Nicholas Kotov of the University of Michigan and colleagues at Oklahoma State University and the University of Texas Medical Branch have used carbon nanotubes to connect an integrated electronic circuit to living nerve cells. The new technology offers the possibility of building cyborg type interfaces between biology and electronics only dreamed of in science fiction stories until now.

Carbon nanotubes, or more specifically, single-walled nanotubes (SWNTs) are formed from carbon atoms by various techniques, including deposition, and resemble a rolled up sheet of chicken wire, but on a much, much smaller scale in which those chicken wire hexagons are composed of arrays of six carbon atoms. SWNTs are just a few nanometers across but can be up to several micrometers in length.

The researchers built up layers of their SWNTs to produce a film that is electrically conducting even at a thickness of just a few nanometers. They next grew neuron precursor cells on this film. These precursor cells successfully differentiated into highly branched neurons. They then applied a voltage lateral to the SWNT film layer, and used a whole cell patch clamp to measure the electrical effects on the nerve cells.
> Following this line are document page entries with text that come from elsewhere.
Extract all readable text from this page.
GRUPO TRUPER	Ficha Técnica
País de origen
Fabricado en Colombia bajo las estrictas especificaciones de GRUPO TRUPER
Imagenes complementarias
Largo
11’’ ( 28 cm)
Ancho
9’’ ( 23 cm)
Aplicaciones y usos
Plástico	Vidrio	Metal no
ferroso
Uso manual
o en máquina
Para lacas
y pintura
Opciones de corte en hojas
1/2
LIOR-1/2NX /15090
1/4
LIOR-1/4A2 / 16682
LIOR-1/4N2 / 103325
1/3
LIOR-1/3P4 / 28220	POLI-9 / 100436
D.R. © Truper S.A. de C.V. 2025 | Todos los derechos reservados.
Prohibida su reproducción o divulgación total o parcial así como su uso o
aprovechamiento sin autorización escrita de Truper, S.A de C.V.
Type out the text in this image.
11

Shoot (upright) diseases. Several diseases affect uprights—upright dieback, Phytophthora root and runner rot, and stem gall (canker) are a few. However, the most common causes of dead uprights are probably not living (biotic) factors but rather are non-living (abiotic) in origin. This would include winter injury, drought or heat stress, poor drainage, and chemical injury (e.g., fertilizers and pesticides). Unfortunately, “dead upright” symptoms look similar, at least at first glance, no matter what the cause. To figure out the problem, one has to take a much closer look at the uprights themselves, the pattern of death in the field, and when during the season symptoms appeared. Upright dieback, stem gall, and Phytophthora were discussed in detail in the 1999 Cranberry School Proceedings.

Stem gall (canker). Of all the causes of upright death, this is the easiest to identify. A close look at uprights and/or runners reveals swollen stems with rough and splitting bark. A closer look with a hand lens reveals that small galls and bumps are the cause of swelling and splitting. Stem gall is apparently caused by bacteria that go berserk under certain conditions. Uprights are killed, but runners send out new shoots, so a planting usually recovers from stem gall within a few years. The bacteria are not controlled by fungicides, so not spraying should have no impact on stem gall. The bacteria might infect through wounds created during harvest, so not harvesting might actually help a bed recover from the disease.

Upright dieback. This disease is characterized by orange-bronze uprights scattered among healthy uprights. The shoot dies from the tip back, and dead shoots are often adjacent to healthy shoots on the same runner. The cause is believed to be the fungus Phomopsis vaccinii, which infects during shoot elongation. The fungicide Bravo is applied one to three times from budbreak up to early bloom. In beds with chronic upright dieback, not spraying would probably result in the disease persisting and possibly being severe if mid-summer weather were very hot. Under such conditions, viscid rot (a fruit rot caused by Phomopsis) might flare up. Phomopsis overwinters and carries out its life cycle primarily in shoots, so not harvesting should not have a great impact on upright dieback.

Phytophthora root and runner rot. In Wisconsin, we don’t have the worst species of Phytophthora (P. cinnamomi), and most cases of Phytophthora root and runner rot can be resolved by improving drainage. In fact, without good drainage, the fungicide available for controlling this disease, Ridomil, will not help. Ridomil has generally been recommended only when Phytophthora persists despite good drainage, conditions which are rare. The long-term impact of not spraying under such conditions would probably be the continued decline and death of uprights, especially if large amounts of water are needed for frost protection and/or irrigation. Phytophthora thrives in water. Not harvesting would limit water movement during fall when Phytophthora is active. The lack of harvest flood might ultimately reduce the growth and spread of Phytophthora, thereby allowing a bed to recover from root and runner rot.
They discovered that when a lateral voltage is applied, a relatively large current is carried along the surface. In contrast, only a very small current, just billionths of an amp, travels through the film layer itself into the nerve cells. The net effect is the inverse of amplification in which the effect of the applied voltage is stimulating to the nerve cells but is so small that it does not damage them.

This prototype device may one day lead to an electronic-neuronal interface that might be used in pain management, for instance, where nerve cells involved in the pain response might be controlled by reducing the activity of those cells. Another related device might be used to stimulate inactive motor neurons, the nerve cells that control muscle contraction. The researchers also suggest that yet another variation on the theme could be used to stimulate failing heart muscle cells. Kotov and his colleagues have a lot of research and testing to do before that day, but eventually such devices will be a boon to the medical profession in several different branches.